Phones have become a major part of almost every student’s life, but the extent of which they should be used on school grounds is debated. In junior high, the phone policy consists of putting phones in a designated place in first period classes and getting it back at the end of the day. The senior high phone policy, when compared to the junior high phone policy, is noticeably different as students are allowed to use their phone during the day but required to put it up during classes. However the differences between the junior high and senior high phone policies weren’t always here.
The junior high phone policy used to be the same as the senior high. The faculty allowed this in hope of teaching the junior high students how to responsibly manage their phones. “We had too many kids who were using them inappropriately during lunches and between classes, and then when you walked down the hallways, every junior high student practically had their face in their phone,” head of junior High Melissa Euziere said.“They weren’t doing anything or interacting with each other.”
The phone policy was enacted halfway through the 2023-2024 school year. Angelica Norris, a current sophomore, was in eighth grade at the time the phone policy was established. “I remember everyone was really irritated and frustrated but they calmed us down by saying it would just last for two weeks” Norris noted. Almost instantly after it was executed, faculty noticed an improvement in students’ behavior during class. “Classroom disruptions went down because you’re not going to have to deal with the phone or whether or not you put it in the phone pocket every class period,” said Euziere. “Even in the hallways kids are talking to each other there, interacting with each other which before they did but very little.”
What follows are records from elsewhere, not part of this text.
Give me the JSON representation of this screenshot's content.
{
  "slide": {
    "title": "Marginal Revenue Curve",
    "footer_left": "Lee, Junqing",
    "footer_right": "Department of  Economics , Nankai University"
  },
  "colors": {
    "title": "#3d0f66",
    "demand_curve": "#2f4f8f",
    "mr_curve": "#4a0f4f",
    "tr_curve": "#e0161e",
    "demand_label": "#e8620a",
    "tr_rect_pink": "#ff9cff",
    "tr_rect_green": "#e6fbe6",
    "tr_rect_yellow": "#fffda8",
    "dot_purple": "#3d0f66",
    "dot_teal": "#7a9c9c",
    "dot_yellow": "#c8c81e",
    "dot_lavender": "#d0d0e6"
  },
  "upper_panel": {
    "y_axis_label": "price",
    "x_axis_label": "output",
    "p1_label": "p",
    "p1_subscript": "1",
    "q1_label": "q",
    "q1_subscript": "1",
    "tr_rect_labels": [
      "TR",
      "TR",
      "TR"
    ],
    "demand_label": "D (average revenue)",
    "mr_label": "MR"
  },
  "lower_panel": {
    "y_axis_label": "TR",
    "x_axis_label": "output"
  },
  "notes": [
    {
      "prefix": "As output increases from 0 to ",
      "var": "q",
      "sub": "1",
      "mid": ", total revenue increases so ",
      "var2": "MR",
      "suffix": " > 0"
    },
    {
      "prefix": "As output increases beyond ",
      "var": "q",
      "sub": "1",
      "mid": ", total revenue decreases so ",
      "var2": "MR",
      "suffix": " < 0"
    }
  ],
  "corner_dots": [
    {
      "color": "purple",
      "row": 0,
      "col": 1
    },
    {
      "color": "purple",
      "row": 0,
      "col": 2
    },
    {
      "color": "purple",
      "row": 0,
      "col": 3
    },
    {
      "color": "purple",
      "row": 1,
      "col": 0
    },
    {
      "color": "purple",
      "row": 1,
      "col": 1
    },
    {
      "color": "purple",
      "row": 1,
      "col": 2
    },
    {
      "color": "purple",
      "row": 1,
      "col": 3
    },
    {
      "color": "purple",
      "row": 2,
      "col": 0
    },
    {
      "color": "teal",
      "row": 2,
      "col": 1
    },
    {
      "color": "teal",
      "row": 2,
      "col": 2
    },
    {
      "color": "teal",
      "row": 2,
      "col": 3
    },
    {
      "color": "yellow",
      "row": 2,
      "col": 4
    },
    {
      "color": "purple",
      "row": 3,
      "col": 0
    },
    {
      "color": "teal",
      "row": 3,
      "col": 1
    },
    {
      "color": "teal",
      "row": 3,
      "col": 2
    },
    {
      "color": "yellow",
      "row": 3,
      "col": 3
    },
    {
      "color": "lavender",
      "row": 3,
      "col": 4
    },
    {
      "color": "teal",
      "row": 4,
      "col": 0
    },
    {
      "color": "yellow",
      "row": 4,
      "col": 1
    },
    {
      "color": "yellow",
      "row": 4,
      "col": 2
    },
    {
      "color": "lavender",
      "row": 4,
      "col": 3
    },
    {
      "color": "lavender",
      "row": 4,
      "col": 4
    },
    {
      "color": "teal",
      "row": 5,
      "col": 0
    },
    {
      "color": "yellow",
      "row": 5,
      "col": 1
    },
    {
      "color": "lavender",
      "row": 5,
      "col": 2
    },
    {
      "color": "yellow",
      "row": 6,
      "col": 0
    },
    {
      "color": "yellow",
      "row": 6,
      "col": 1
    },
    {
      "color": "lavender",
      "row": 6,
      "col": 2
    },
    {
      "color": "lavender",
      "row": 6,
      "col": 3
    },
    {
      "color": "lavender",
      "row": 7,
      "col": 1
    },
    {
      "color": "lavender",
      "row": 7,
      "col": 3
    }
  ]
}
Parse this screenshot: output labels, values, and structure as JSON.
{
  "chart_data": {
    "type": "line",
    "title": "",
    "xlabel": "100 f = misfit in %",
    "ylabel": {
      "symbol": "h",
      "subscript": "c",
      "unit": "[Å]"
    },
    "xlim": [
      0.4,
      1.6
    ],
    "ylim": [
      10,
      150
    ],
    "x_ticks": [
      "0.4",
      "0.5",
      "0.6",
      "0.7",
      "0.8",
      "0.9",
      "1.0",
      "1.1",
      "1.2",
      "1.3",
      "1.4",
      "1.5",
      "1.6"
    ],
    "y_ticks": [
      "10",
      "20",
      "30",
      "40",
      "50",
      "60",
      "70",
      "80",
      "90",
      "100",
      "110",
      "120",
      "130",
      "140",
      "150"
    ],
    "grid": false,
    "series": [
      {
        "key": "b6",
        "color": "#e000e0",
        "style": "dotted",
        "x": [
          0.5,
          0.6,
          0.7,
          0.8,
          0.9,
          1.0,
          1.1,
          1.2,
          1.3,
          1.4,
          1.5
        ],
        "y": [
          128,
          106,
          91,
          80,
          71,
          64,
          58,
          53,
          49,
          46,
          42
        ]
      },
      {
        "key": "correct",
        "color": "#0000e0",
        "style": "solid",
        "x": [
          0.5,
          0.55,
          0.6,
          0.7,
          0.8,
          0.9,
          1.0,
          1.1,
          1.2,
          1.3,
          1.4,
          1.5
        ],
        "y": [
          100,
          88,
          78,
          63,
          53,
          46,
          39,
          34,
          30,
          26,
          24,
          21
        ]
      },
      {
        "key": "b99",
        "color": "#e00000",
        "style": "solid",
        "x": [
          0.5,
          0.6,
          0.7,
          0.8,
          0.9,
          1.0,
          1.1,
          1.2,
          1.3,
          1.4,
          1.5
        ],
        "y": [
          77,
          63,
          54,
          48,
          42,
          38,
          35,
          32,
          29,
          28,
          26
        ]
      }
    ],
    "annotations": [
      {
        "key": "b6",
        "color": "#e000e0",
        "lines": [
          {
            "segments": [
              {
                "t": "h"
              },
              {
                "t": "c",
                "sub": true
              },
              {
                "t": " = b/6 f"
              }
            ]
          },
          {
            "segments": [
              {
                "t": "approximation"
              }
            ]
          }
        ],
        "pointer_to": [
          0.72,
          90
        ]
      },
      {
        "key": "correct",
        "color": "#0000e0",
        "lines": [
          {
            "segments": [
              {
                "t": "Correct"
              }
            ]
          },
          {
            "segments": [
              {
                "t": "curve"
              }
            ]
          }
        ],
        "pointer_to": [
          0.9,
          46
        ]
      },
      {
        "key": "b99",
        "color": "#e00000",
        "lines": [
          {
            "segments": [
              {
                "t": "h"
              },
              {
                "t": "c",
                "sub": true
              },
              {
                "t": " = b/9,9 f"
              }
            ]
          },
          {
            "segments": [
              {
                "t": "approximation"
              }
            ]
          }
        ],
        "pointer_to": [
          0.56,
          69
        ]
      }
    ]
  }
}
Melissa Sleeper, the seventh grade life science teacher, said that she previously worked at schools with no phone policies. With the phones not being available to students, there’s no incentive to skip class. “Kids would go to the restrooms for twenty minutes or more and that’s a lot of class because they would go in with their phones,” Sleeper said. “I do think it helps them interact with each other more because they don’t have the phone to go check on Snapchat or whatever they are using.”
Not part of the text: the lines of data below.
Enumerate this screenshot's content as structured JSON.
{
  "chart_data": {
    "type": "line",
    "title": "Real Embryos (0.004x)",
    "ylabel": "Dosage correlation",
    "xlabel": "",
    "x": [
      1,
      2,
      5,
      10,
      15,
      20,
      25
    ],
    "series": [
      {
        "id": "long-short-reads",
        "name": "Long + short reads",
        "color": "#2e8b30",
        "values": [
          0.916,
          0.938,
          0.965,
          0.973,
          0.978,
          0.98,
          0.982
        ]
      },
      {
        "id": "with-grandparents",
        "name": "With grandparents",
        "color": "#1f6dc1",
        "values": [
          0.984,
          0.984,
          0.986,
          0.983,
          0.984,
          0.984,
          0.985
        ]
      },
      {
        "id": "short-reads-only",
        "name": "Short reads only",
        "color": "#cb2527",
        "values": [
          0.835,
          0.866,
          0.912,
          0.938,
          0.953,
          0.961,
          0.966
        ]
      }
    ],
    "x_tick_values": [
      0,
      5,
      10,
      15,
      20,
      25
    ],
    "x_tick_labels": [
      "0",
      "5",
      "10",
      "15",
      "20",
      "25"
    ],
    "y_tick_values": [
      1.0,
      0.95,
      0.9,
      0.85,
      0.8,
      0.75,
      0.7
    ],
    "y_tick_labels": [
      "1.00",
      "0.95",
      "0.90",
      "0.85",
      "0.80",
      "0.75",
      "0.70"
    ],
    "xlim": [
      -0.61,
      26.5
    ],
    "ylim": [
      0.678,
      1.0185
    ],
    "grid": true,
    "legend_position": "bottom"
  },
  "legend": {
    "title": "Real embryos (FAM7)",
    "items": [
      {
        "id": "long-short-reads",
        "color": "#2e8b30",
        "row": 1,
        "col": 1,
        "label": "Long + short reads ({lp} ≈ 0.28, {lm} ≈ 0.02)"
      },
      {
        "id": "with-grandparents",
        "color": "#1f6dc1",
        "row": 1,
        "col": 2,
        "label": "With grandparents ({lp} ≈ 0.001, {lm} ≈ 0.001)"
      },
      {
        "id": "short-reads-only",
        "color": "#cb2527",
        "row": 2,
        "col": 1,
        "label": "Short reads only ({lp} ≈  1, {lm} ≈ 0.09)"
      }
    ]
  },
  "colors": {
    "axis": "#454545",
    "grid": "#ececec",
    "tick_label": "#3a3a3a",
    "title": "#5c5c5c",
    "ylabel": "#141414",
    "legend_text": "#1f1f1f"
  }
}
But not everyone sees the phone policy the same way. “Junior high is always so rowdy in my personal opinion. It got even more rowdy without our phones,” Norris said. She offered her unique perspective on how effective the phone policy was as a student. “If I’m going to be honest, I think the phone policy made everyone more sneaky and did not positively affect behavior.” “I thought the phone policy was ineffective, irritating, and absurd,” Norris said. “It was really annoying to not be able to text your parents or friends or family during the day because the phone policy didn’t make junior high, which is already hectic, any better.”
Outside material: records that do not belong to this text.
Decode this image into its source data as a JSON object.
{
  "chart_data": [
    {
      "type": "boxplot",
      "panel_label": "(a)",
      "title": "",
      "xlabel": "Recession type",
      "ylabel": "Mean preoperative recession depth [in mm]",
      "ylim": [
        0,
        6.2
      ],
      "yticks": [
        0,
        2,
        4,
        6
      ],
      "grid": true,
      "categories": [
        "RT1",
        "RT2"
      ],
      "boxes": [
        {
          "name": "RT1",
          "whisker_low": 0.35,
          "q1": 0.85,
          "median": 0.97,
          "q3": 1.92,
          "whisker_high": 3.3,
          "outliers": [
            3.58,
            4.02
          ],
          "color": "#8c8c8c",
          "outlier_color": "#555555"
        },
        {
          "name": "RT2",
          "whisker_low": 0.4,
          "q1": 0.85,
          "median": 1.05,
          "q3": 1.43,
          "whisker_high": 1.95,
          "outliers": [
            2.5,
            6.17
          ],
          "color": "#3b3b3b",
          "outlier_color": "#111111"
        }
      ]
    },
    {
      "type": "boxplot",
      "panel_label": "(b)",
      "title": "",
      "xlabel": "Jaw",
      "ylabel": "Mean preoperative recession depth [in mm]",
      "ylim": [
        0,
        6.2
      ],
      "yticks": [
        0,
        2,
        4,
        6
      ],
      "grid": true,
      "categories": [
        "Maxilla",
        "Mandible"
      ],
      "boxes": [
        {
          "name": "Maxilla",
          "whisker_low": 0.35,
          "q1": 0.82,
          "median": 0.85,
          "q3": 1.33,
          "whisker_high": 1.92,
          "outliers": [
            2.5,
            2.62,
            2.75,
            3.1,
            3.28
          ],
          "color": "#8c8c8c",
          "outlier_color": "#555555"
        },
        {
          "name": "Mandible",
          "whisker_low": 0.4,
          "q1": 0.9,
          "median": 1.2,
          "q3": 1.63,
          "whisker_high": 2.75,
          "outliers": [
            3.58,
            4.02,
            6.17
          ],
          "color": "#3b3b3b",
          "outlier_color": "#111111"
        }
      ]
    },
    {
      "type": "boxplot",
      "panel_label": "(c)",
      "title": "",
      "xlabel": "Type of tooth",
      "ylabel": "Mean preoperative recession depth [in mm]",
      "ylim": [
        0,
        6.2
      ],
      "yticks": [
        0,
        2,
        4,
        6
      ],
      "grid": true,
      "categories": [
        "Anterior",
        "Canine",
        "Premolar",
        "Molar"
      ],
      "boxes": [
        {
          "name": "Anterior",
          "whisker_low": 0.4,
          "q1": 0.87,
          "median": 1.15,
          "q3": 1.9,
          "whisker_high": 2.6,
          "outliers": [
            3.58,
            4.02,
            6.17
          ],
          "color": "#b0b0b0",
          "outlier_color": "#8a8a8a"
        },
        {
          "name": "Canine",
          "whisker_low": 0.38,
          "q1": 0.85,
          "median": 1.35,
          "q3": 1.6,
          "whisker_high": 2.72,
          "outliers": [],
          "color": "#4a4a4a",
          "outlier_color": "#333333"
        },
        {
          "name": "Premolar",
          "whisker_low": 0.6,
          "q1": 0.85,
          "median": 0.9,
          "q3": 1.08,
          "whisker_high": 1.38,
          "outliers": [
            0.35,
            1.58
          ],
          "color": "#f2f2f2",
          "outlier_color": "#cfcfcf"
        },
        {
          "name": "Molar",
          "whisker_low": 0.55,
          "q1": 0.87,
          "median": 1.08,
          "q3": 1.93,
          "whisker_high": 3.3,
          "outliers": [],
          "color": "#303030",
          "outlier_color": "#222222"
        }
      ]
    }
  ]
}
This view is not a secret to the faculty. “Given the choice they wouldn’t choose that (the phone policy),” Euziere said, “They’d chose their phones, which I understand, so I get that it’s not a favorable thing for them. But, it’s a good learning experience to learn how to be without the phones for a day.”
According to the Institute of Education Science, half of public school leaders feel that students’ academic performance is impacted by cell phones, and two thirds of them feel as if cell phones have a negative effect on the students’ mental health and attention span. While it may not be the favorable option among students, faculty argue the cell phone policy brings out the best in students. “Personal interaction is one of the most important things to learn in junior high because it’s such a delicate age when everyone’s figuring it out and if you have to the ability to just tuck yourself into a phone and lose yourself like that then you lose the opportunity to kind of you know learn to talk to other people and it just allowed for a little more focus and less distractions” Euziere remarked.